高速な転送速度を生かし切るにはUSB3.0の普及や機種の更新が必要になるわけですが、それらと平行してIEE802.11acも普及していくことになるでしょう。

ちなみにスマートフォンやタブレットではチップ内部のPCI ExpressバスにIEEE802.11acのNICを接続するかたちで製造されるでしょうからIEEE802.11acに対応した機種へ買い換えとなります。

Sales Bags
Sales Bags / I See Modern Britain


5.IEEE802.11ac対応機器が日本で発売されるのはいつ頃なのか?

IEEE802.11acの当面の問題は電波法になります、ドラフト2.0とはいえすでに親機はできあがりIEEE802.11acに対応したチップも製造されている現在、IEEE802.11acに対応した製品が出てくるのもそう遠くない時期になると思います。

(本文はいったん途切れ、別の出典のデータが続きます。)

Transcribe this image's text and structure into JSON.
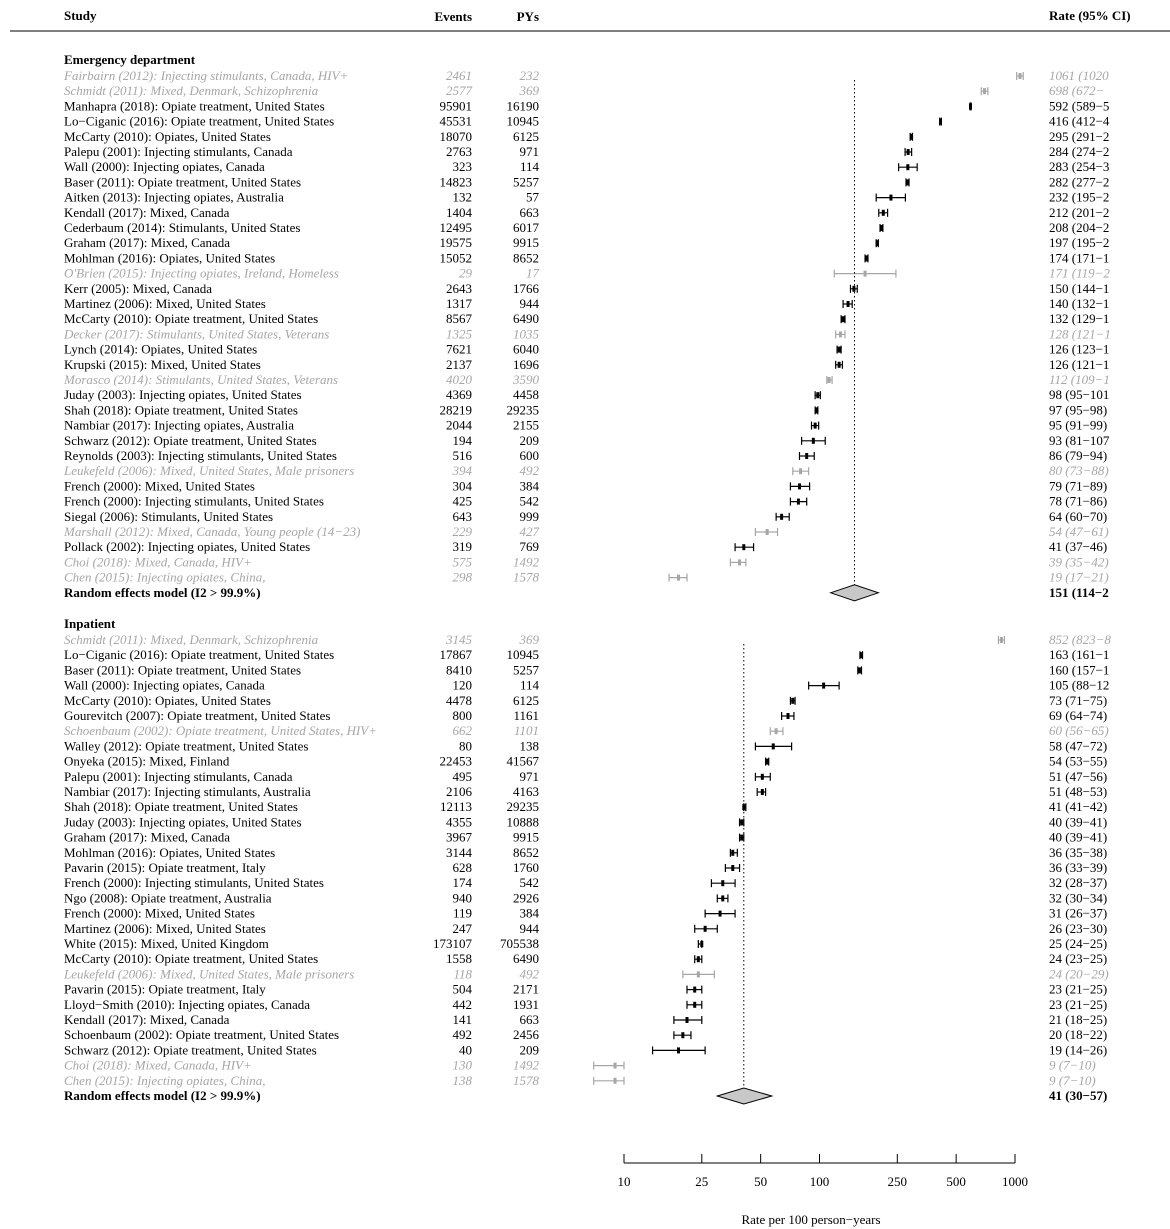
{
  "header": {
    "study": "Study",
    "events": "Events",
    "pys": "PYs",
    "rate": "Rate (95% CI)"
  },
  "chart_data": {
    "type": "forest",
    "xscale": "log",
    "xlim": [
      10,
      1000
    ],
    "xticks": [
      10,
      25,
      50,
      100,
      250,
      500,
      1000
    ],
    "xlabel": "Rate per 100 person−years",
    "colors": {
      "included": "#000000",
      "excluded": "#a6a6a6",
      "diamond_fill": "#c8c8c8"
    },
    "sections": [
      {
        "title": "Emergency department",
        "pooled_ref_line": 151,
        "studies": [
          {
            "label": "Fairbairn (2012): Injecting stimulants, Canada, HIV+",
            "events": "2461",
            "pys": "232",
            "rate": 1061,
            "lo": 1020,
            "hi": 1102,
            "text": "1061 (1020",
            "grey": true
          },
          {
            "label": "Schmidt (2011): Mixed, Denmark, Schizophrenia",
            "events": "2577",
            "pys": "369",
            "rate": 698,
            "lo": 672,
            "hi": 726,
            "text": "698 (672−",
            "grey": true
          },
          {
            "label": "Manhapra (2018): Opiate treatment, United States",
            "events": "95901",
            "pys": "16190",
            "rate": 592,
            "lo": 589,
            "hi": 596,
            "text": "592 (589−5",
            "grey": false
          },
          {
            "label": "Lo−Ciganic (2016): Opiate treatment, United States",
            "events": "45531",
            "pys": "10945",
            "rate": 416,
            "lo": 412,
            "hi": 420,
            "text": "416 (412−4",
            "grey": false
          },
          {
            "label": "McCarty (2010): Opiates, United States",
            "events": "18070",
            "pys": "6125",
            "rate": 295,
            "lo": 291,
            "hi": 299,
            "text": "295 (291−2",
            "grey": false
          },
          {
            "label": "Palepu (2001): Injecting stimulants, Canada",
            "events": "2763",
            "pys": "971",
            "rate": 284,
            "lo": 274,
            "hi": 296,
            "text": "284 (274−2",
            "grey": false
          },
          {
            "label": "Wall (2000): Injecting opiates, Canada",
            "events": "323",
            "pys": "114",
            "rate": 283,
            "lo": 254,
            "hi": 316,
            "text": "283 (254−3",
            "grey": false
          },
          {
            "label": "Baser (2011): Opiate treatment, United States",
            "events": "14823",
            "pys": "5257",
            "rate": 282,
            "lo": 277,
            "hi": 287,
            "text": "282 (277−2",
            "grey": false
          },
          {
            "label": "Aitken (2013): Injecting opiates, Australia",
            "events": "132",
            "pys": "57",
            "rate": 232,
            "lo": 195,
            "hi": 275,
            "text": "232 (195−2",
            "grey": false
          },
          {
            "label": "Kendall (2017): Mixed, Canada",
            "events": "1404",
            "pys": "663",
            "rate": 212,
            "lo": 201,
            "hi": 223,
            "text": "212 (201−2",
            "grey": false
          },
          {
            "label": "Cederbaum (2014): Stimulants, United States",
            "events": "12495",
            "pys": "6017",
            "rate": 208,
            "lo": 204,
            "hi": 211,
            "text": "208 (204−2",
            "grey": false
          },
          {
            "label": "Graham (2017): Mixed, Canada",
            "events": "19575",
            "pys": "9915",
            "rate": 197,
            "lo": 195,
            "hi": 200,
            "text": "197 (195−2",
            "grey": false
          },
          {
            "label": "Mohlman (2016): Opiates, United States",
            "events": "15052",
            "pys": "8652",
            "rate": 174,
            "lo": 171,
            "hi": 177,
            "text": "174 (171−1",
            "grey": false
          },
          {
            "label": "O'Brien (2015): Injecting opiates, Ireland, Homeless",
            "events": "29",
            "pys": "17",
            "rate": 171,
            "lo": 119,
            "hi": 246,
            "text": "171 (119−2",
            "grey": true
          },
          {
            "label": "Kerr (2005): Mixed, Canada",
            "events": "2643",
            "pys": "1766",
            "rate": 150,
            "lo": 144,
            "hi": 156,
            "text": "150 (144−1",
            "grey": false
          },
          {
            "label": "Martinez (2006): Mixed, United States",
            "events": "1317",
            "pys": "944",
            "rate": 140,
            "lo": 132,
            "hi": 147,
            "text": "140 (132−1",
            "grey": false
          },
          {
            "label": "McCarty (2010): Opiate treatment, United States",
            "events": "8567",
            "pys": "6490",
            "rate": 132,
            "lo": 129,
            "hi": 135,
            "text": "132 (129−1",
            "grey": false
          },
          {
            "label": "Decker (2017): Stimulants, United States, Veterans",
            "events": "1325",
            "pys": "1035",
            "rate": 128,
            "lo": 121,
            "hi": 135,
            "text": "128 (121−1",
            "grey": true
          },
          {
            "label": "Lynch (2014): Opiates, United States",
            "events": "7621",
            "pys": "6040",
            "rate": 126,
            "lo": 123,
            "hi": 129,
            "text": "126 (123−1",
            "grey": false
          },
          {
            "label": "Krupski (2015): Mixed, United States",
            "events": "2137",
            "pys": "1696",
            "rate": 126,
            "lo": 121,
            "hi": 131,
            "text": "126 (121−1",
            "grey": false
          },
          {
            "label": "Morasco (2014): Stimulants, United States, Veterans",
            "events": "4020",
            "pys": "3590",
            "rate": 112,
            "lo": 109,
            "hi": 116,
            "text": "112 (109−1",
            "grey": true
          },
          {
            "label": "Juday (2003): Injecting opiates, United States",
            "events": "4369",
            "pys": "4458",
            "rate": 98,
            "lo": 95,
            "hi": 101,
            "text": "98 (95−101",
            "grey": false
          },
          {
            "label": "Shah (2018): Opiate treatment, United States",
            "events": "28219",
            "pys": "29235",
            "rate": 97,
            "lo": 95,
            "hi": 98,
            "text": "97 (95−98)",
            "grey": false
          },
          {
            "label": "Nambiar (2017): Injecting opiates, Australia",
            "events": "2044",
            "pys": "2155",
            "rate": 95,
            "lo": 91,
            "hi": 99,
            "text": "95 (91−99)",
            "grey": false
          },
          {
            "label": "Schwarz (2012): Opiate treatment, United States",
            "events": "194",
            "pys": "209",
            "rate": 93,
            "lo": 81,
            "hi": 107,
            "text": "93 (81−107",
            "grey": false
          },
          {
            "label": "Reynolds (2003): Injecting stimulants, United States",
            "events": "516",
            "pys": "600",
            "rate": 86,
            "lo": 79,
            "hi": 94,
            "text": "86 (79−94)",
            "grey": false
          },
          {
            "label": "Leukefeld (2006): Mixed, United States, Male prisoners",
            "events": "394",
            "pys": "492",
            "rate": 80,
            "lo": 73,
            "hi": 88,
            "text": "80 (73−88)",
            "grey": true
          },
          {
            "label": "French (2000): Mixed, United States",
            "events": "304",
            "pys": "384",
            "rate": 79,
            "lo": 71,
            "hi": 89,
            "text": "79 (71−89)",
            "grey": false
          },
          {
            "label": "French (2000): Injecting stimulants, United States",
            "events": "425",
            "pys": "542",
            "rate": 78,
            "lo": 71,
            "hi": 86,
            "text": "78 (71−86)",
            "grey": false
          },
          {
            "label": "Siegal (2006): Stimulants, United States",
            "events": "643",
            "pys": "999",
            "rate": 64,
            "lo": 60,
            "hi": 70,
            "text": "64 (60−70)",
            "grey": false
          },
          {
            "label": "Marshall (2012): Mixed, Canada, Young people (14−23)",
            "events": "229",
            "pys": "427",
            "rate": 54,
            "lo": 47,
            "hi": 61,
            "text": "54 (47−61)",
            "grey": true
          },
          {
            "label": "Pollack (2002): Injecting opiates, United States",
            "events": "319",
            "pys": "769",
            "rate": 41,
            "lo": 37,
            "hi": 46,
            "text": "41 (37−46)",
            "grey": false
          },
          {
            "label": "Choi (2018): Mixed, Canada, HIV+",
            "events": "575",
            "pys": "1492",
            "rate": 39,
            "lo": 35,
            "hi": 42,
            "text": "39 (35−42)",
            "grey": true
          },
          {
            "label": "Chen (2015): Injecting opiates, China,",
            "events": "298",
            "pys": "1578",
            "rate": 19,
            "lo": 17,
            "hi": 21,
            "text": "19 (17−21)",
            "grey": true
          }
        ],
        "pooled": {
          "label": "Random effects model (I2 > 99.9%)",
          "rate": 151,
          "lo": 114,
          "hi": 200,
          "text": "151 (114−2"
        }
      },
      {
        "title": "Inpatient",
        "pooled_ref_line": 41,
        "studies": [
          {
            "label": "Schmidt (2011): Mixed, Denmark, Schizophrenia",
            "events": "3145",
            "pys": "369",
            "rate": 852,
            "lo": 823,
            "hi": 883,
            "text": "852 (823−8",
            "grey": true
          },
          {
            "label": "Lo−Ciganic (2016): Opiate treatment, United States",
            "events": "17867",
            "pys": "10945",
            "rate": 163,
            "lo": 161,
            "hi": 166,
            "text": "163 (161−1",
            "grey": false
          },
          {
            "label": "Baser (2011): Opiate treatment, United States",
            "events": "8410",
            "pys": "5257",
            "rate": 160,
            "lo": 157,
            "hi": 164,
            "text": "160 (157−1",
            "grey": false
          },
          {
            "label": "Wall (2000): Injecting opiates, Canada",
            "events": "120",
            "pys": "114",
            "rate": 105,
            "lo": 88,
            "hi": 126,
            "text": "105 (88−12",
            "grey": false
          },
          {
            "label": "McCarty (2010): Opiates, United States",
            "events": "4478",
            "pys": "6125",
            "rate": 73,
            "lo": 71,
            "hi": 75,
            "text": "73 (71−75)",
            "grey": false
          },
          {
            "label": "Gourevitch (2007): Opiate treatment, United States",
            "events": "800",
            "pys": "1161",
            "rate": 69,
            "lo": 64,
            "hi": 74,
            "text": "69 (64−74)",
            "grey": false
          },
          {
            "label": "Schoenbaum (2002): Opiate treatment, United States, HIV+",
            "events": "662",
            "pys": "1101",
            "rate": 60,
            "lo": 56,
            "hi": 65,
            "text": "60 (56−65)",
            "grey": true
          },
          {
            "label": "Walley (2012): Opiate treatment, United States",
            "events": "80",
            "pys": "138",
            "rate": 58,
            "lo": 47,
            "hi": 72,
            "text": "58 (47−72)",
            "grey": false
          },
          {
            "label": "Onyeka (2015): Mixed, Finland",
            "events": "22453",
            "pys": "41567",
            "rate": 54,
            "lo": 53,
            "hi": 55,
            "text": "54 (53−55)",
            "grey": false
          },
          {
            "label": "Palepu (2001): Injecting stimulants, Canada",
            "events": "495",
            "pys": "971",
            "rate": 51,
            "lo": 47,
            "hi": 56,
            "text": "51 (47−56)",
            "grey": false
          },
          {
            "label": "Nambiar (2017): Injecting stimulants, Australia",
            "events": "2106",
            "pys": "4163",
            "rate": 51,
            "lo": 48,
            "hi": 53,
            "text": "51 (48−53)",
            "grey": false
          },
          {
            "label": "Shah (2018): Opiate treatment, United States",
            "events": "12113",
            "pys": "29235",
            "rate": 41,
            "lo": 41,
            "hi": 42,
            "text": "41 (41−42)",
            "grey": false
          },
          {
            "label": "Juday (2003): Injecting opiates, United States",
            "events": "4355",
            "pys": "10888",
            "rate": 40,
            "lo": 39,
            "hi": 41,
            "text": "40 (39−41)",
            "grey": false
          },
          {
            "label": "Graham (2017): Mixed, Canada",
            "events": "3967",
            "pys": "9915",
            "rate": 40,
            "lo": 39,
            "hi": 41,
            "text": "40 (39−41)",
            "grey": false
          },
          {
            "label": "Mohlman (2016): Opiates, United States",
            "events": "3144",
            "pys": "8652",
            "rate": 36,
            "lo": 35,
            "hi": 38,
            "text": "36 (35−38)",
            "grey": false
          },
          {
            "label": "Pavarin (2015): Opiate treatment, Italy",
            "events": "628",
            "pys": "1760",
            "rate": 36,
            "lo": 33,
            "hi": 39,
            "text": "36 (33−39)",
            "grey": false
          },
          {
            "label": "French (2000): Injecting stimulants, United States",
            "events": "174",
            "pys": "542",
            "rate": 32,
            "lo": 28,
            "hi": 37,
            "text": "32 (28−37)",
            "grey": false
          },
          {
            "label": "Ngo (2008): Opiate treatment, Australia",
            "events": "940",
            "pys": "2926",
            "rate": 32,
            "lo": 30,
            "hi": 34,
            "text": "32 (30−34)",
            "grey": false
          },
          {
            "label": "French (2000): Mixed, United States",
            "events": "119",
            "pys": "384",
            "rate": 31,
            "lo": 26,
            "hi": 37,
            "text": "31 (26−37)",
            "grey": false
          },
          {
            "label": "Martinez (2006): Mixed, United States",
            "events": "247",
            "pys": "944",
            "rate": 26,
            "lo": 23,
            "hi": 30,
            "text": "26 (23−30)",
            "grey": false
          },
          {
            "label": "White (2015): Mixed, United Kingdom",
            "events": "173107",
            "pys": "705538",
            "rate": 25,
            "lo": 24,
            "hi": 25,
            "text": "25 (24−25)",
            "grey": false
          },
          {
            "label": "McCarty (2010): Opiate treatment, United States",
            "events": "1558",
            "pys": "6490",
            "rate": 24,
            "lo": 23,
            "hi": 25,
            "text": "24 (23−25)",
            "grey": false
          },
          {
            "label": "Leukefeld (2006): Mixed, United States, Male prisoners",
            "events": "118",
            "pys": "492",
            "rate": 24,
            "lo": 20,
            "hi": 29,
            "text": "24 (20−29)",
            "grey": true
          },
          {
            "label": "Pavarin (2015): Opiate treatment, Italy",
            "events": "504",
            "pys": "2171",
            "rate": 23,
            "lo": 21,
            "hi": 25,
            "text": "23 (21−25)",
            "grey": false
          },
          {
            "label": "Lloyd−Smith (2010): Injecting opiates, Canada",
            "events": "442",
            "pys": "1931",
            "rate": 23,
            "lo": 21,
            "hi": 25,
            "text": "23 (21−25)",
            "grey": false
          },
          {
            "label": "Kendall (2017): Mixed, Canada",
            "events": "141",
            "pys": "663",
            "rate": 21,
            "lo": 18,
            "hi": 25,
            "text": "21 (18−25)",
            "grey": false
          },
          {
            "label": "Schoenbaum (2002): Opiate treatment, United States",
            "events": "492",
            "pys": "2456",
            "rate": 20,
            "lo": 18,
            "hi": 22,
            "text": "20 (18−22)",
            "grey": false
          },
          {
            "label": "Schwarz (2012): Opiate treatment, United States",
            "events": "40",
            "pys": "209",
            "rate": 19,
            "lo": 14,
            "hi": 26,
            "text": "19 (14−26)",
            "grey": false
          },
          {
            "label": "Choi (2018): Mixed, Canada, HIV+",
            "events": "130",
            "pys": "1492",
            "rate": 9,
            "lo": 7,
            "hi": 10,
            "text": "9 (7−10)",
            "grey": true
          },
          {
            "label": "Chen (2015): Injecting opiates, China,",
            "events": "138",
            "pys": "1578",
            "rate": 9,
            "lo": 7,
            "hi": 10,
            "text": "9 (7−10)",
            "grey": true
          }
        ],
        "pooled": {
          "label": "Random effects model (I2 > 99.9%)",
          "rate": 41,
          "lo": 30,
          "hi": 57,
          "text": "41 (30−57)"
        }
      }
    ]
  }
}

しかしその前に電波法の改正が必要という問題が立ちはだかっています。電波法の管轄である総務省がIEEE802.11acに対して認可を出さないといくら製品があったとしても日本では使うことができません。そのため日本でのIEEE802.11ac対応製品の登場は2013年になると予想されています。

しかし認可が下りても問題はまだあります。日本では過去にIEEE802.11aを認可する際にそのままでは認可が下りずIEEE802.11aを日本独自に修正したIEEE802.11a(チャンネルタイプJ52)という独自規格になってしまいました。

現在では国際規格と同じIEEE802.11a(チャンネルタイプW52・W53・W56)になりましたが、2005年と製品がでてから3年も経過した後のことでした。その後2007年に再び改正が入りチャンネル数が増えるなど混沌とした規格変更があり、IEEE802.11a対応の製品を製造するメーカーは法改正のたびに対応に追われました。

もっとも困ったのはユーザーです、法改正前のIEEE802.11aの製品と法改正後のIEEE802.11aの機器では通信ができず、ファームウェアでアップグレードしても使えるチャンネルは4チャンネルしかないという状態になりました。ファームウェアのアップグレードが簡単にできればいいものの、アップグレードにはそれなりに知識が必要ですから未だに古い規格が使われていることがあります。

そのような状態のため新しい製品でありながらIEEE802.11aをあえて採用しない製品が数多く存在します。IEEE802.11acも同じ轍を踏む可能性があるのです。

しかしまだIEEE802.11acには問題が残っています。それはまだ規格がドラフト2.0の状態で正式な規格として制定されていない状態にある問題です。

現在のドラフト2.0は今後正式な規格として制定される見通しのようですが、ドラフト2.0が否定される可能性もあります。実際ドラフト1.0では待ったがかかり否定されドラフト2.0を採用するという経緯があったようです。

ただしIEEE802.11nではスムーズに移行したという実績がありますので、余計な心配はしなくてもいいのかもしれません。


まとめ

IEEE802.11acの最大のメリットは電波干渉による速度の低下や通信の切断を解決できる点です。マンションや住宅地など無線LANの電波が重なりあう環境でも快適な通信品質を期待できるようになるでしょう。

また通信速度が向上したためNASの活用の幅が広がったり、高画質な動画もスムーズにネットワーク越しに再生することが可能となります。

今後期待のIEEE802.11acですが日本でIEEE802.11ac対応商品が発売された際は真っ先に購入したいと思います。